Voici un ouvrage utile, qui doit figurer en bonne place dans la bibliothèque de toute personne intéressée par la guerre et ses mutations contemporaines. Issu du programme de recherche Changing Character of War basé à l’Université d’Oxford, ce livre collectif tente de mettre en perspective historique, politique et sociologique les changements contemporains du caractère de la guerre (et non pas de sa nature, étant fidèle à la distinction clausewitzienne). Il en résulte un travail quasi-exhaustif particulièrement intéressant.
L’ouvrage se divise en cinq grandes parties. En premier lieu, la perspective historique est adoptée, et les différents chapitres permettent de revenir sur la notion de « modèle occidental de la guerre » (invalidée par les travaux d’historiens sérieux) et de « nouvelles guerres » (une erreur conceptuelle majeure), mais aussi sur des moments historiques particuliers tels que les guerres révolutionnaires, l’invention de la bombe atomique ou encore les mutations du terrorisme. A chaque fois, l’objectif est d’identifier les aspects saillants du caractère de la guerre à une époque afin d’étudier les mutations et évolutions de ceux-ci.
La deuxième partie, fascinante, revient sur les nouvelles motivations pour rentrer en guerre, et étudie tour à tour les interventions humanitaires, les motivations religieuses, les guerres civiles ou la criminalisation de certains territoires. Logiquement, cette partie est suivie par une analyse de la nouvelle identité des combattants, et des non combattants: entreprises privées, enfants, robots, seigneurs de guerre, insurgés, évolution du statut des détenus, etc. Enfin, la dernière partie analyse les idées et concepts nécessaires à la compréhension de la guerre: culture stratégique, morale, et évolution de la pensée stratégique.

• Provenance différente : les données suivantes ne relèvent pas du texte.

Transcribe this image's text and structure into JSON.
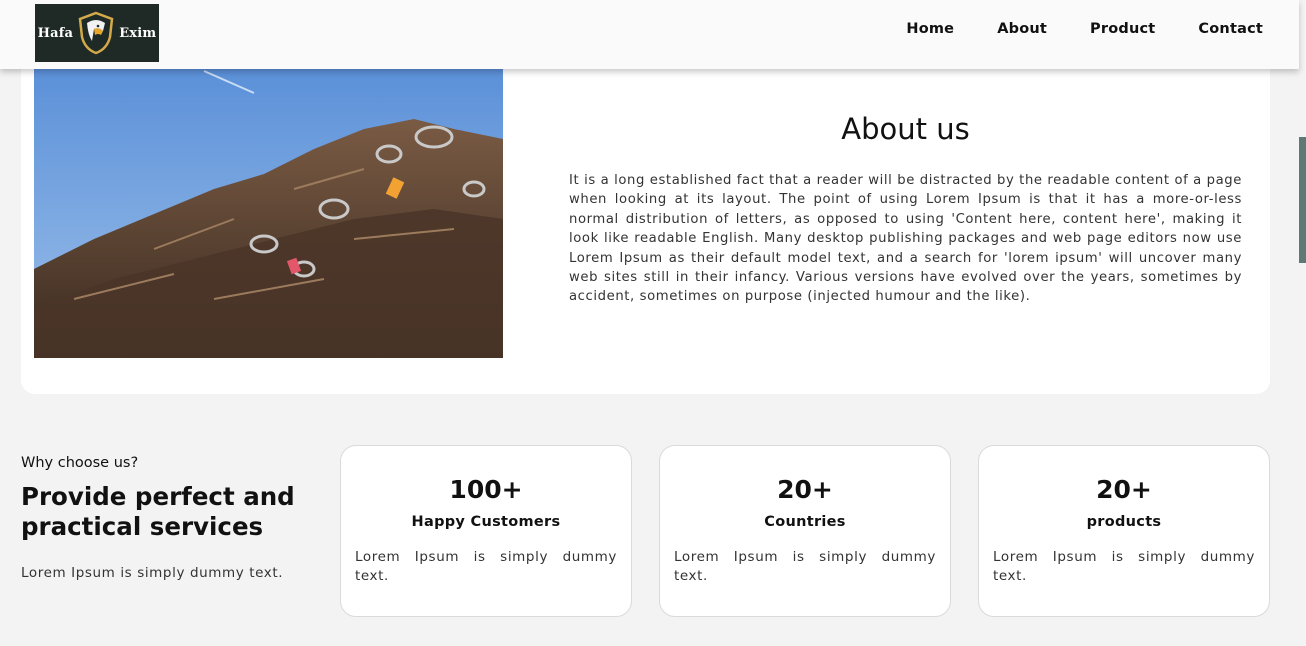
{
  "brand": {
    "logo_left": "Hafa",
    "logo_right": "Exim",
    "bg_color": "#1f2a26"
  },
  "nav": {
    "items": [
      "Home",
      "About",
      "Product",
      "Contact"
    ]
  },
  "about": {
    "title": "About us",
    "image_icon": "scrap-metal-photo",
    "text": "It is a long established fact that a reader will be distracted by the readable content of a page when looking at its layout. The point of using Lorem Ipsum is that it has a more-or-less normal distribution of letters, as opposed to using 'Content here, content here', making it look like readable English. Many desktop publishing packages and web page editors now use Lorem Ipsum as their default model text, and a search for 'lorem ipsum' will uncover many web sites still in their infancy. Various versions have evolved over the years, sometimes by accident, sometimes on purpose (injected humour and the like)."
  },
  "why": {
    "small": "Why choose us?",
    "heading": "Provide perfect and practical services",
    "desc": "Lorem Ipsum is simply dummy text."
  },
  "stats": [
    {
      "num": "100+",
      "label": "Happy Customers",
      "desc": "Lorem Ipsum is simply dummy text."
    },
    {
      "num": "20+",
      "label": "Countries",
      "desc": "Lorem Ipsum is simply dummy text."
    },
    {
      "num": "20+",
      "label": "products",
      "desc": "Lorem Ipsum is simply dummy text."
    }
  ],
  "colors": {
    "page_bg": "#f3f3f3",
    "card_bg": "#ffffff",
    "accent": "#5f7a75"
  }
}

Au final, l’ouvrage est une véritable réussite puisqu’il permet d’identifier de manière très précise les continuités et les ruptures dans le caractère de la guerre, et offre une synthèse particulièrement utile d’un nombre important de sujets. Rédigés par les meilleurs spécialistes internationaux (Hew Strachan, Pascal Vennesson, Bruce Hoffman, Peter Singer, Antulio Echevarria, Azar Gat, Mats Berdal, Stathis Kalyvas, William Reno, etc.), les chapitres sont suffisamment courts pour forcer les auteurs à la concision, et donc à la mise en avant de leur argument. La lecture n’en est donc que plus agréable et montre, dans la plus pure tradition britannique des War Studies, l’utilité de faire coopérer politistes, historiens, sociologues, juristes, philosophes (et autres disciplines) pour tenter de comprendre cet objet protéiforme qu’est la guerre. Certes, on peut regretter quelques manques, comme l’absence de chapitre sur le cyber ou d’une analyse des liens entre mutation du système international et mutation de la guerre, mais ce ne sont que des détails qui ne doivent pas détourner de l’outil de travail indispensable que constitue cet ouvrage.